Deutsche Bank has come up with some currency forecasts to boost farmer confidence.
A highlight of the forecasts completed in the last few days is a fall in the value of the New Zealand dollar to stg0.42 by the end of this year, and then, doubly encouraging, down towards stg0.37 through next year.
That would be a boon to sheep farmers seeing their high in-market UK lamb price returns stifled by the current high currency, at stg0.4530 late on Friday morning, admittedly off even higher levels a few months ago.
If the forecasts are accurate, that would mean a dollar 6.6% lower at the end of this year, and 17% lower by late 2011.

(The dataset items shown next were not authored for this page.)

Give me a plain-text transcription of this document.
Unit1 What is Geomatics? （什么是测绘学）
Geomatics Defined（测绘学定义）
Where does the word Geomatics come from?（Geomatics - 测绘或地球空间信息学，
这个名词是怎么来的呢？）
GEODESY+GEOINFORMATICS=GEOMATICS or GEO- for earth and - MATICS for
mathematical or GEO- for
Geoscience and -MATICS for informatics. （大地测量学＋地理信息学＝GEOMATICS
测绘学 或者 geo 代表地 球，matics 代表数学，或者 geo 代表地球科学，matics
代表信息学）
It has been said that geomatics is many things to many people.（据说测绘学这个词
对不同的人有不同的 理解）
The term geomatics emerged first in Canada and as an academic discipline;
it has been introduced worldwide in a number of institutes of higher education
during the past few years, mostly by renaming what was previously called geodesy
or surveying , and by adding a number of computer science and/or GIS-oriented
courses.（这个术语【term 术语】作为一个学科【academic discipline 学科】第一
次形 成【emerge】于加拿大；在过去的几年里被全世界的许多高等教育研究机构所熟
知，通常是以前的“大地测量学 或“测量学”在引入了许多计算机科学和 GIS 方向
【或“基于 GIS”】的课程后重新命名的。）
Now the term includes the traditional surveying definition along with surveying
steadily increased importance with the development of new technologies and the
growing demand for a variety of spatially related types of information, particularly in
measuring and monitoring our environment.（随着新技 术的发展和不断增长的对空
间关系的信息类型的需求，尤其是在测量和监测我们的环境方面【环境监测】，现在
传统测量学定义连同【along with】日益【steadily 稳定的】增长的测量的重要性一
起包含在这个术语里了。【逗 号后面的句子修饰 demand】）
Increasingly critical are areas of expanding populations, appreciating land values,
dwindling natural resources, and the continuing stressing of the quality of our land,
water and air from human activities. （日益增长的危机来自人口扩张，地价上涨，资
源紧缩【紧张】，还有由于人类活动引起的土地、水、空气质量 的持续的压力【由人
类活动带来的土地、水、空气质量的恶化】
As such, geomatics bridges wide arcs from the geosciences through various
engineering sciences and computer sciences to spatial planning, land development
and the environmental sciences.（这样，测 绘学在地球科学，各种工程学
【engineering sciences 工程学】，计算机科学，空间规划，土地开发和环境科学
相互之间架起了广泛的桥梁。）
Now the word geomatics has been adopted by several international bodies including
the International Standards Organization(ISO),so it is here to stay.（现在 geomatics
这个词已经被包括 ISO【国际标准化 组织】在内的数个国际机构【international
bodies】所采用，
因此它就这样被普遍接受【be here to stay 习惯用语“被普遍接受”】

Deutsche Bank's senior New Zealand economist Darren Gibbs said the forecast came with the usual caveat about the volatility of currency markets, but all things being equal the move down should be gradual and steady.
The bank also forecasts significant falls for the dollar against the US dollar, euro, and Japanese yen over the next year.
Gibbs said this would make up for the dollar's resilience in recent weeks against the quite sharp falls in dairy commodity prices. Part of that resilience could be due to the way lamb prices have held up.
For the US dollar cross, Gibbs said the forecast is for a rate of US$0.66 by late December, then slipping to 0.64 by the middle of next year. Friday's rate was 0.7031.
Deutsche Bank sees the kiwi moving down to E0.50 from Friday's E0.5531, and for it to go as low as Y52 by the end of this year, from Y59.38 on Friday.
Gibbs said that another reason the kiwi has retained much of its strength so far this year was the view that the Reserve Bank would increase the Official Cash Rate by 25 basis points at each of its policy meetings. As the economy has slowed, this view has changed, and Deutsche Bank's view is that there may be no further rises this year.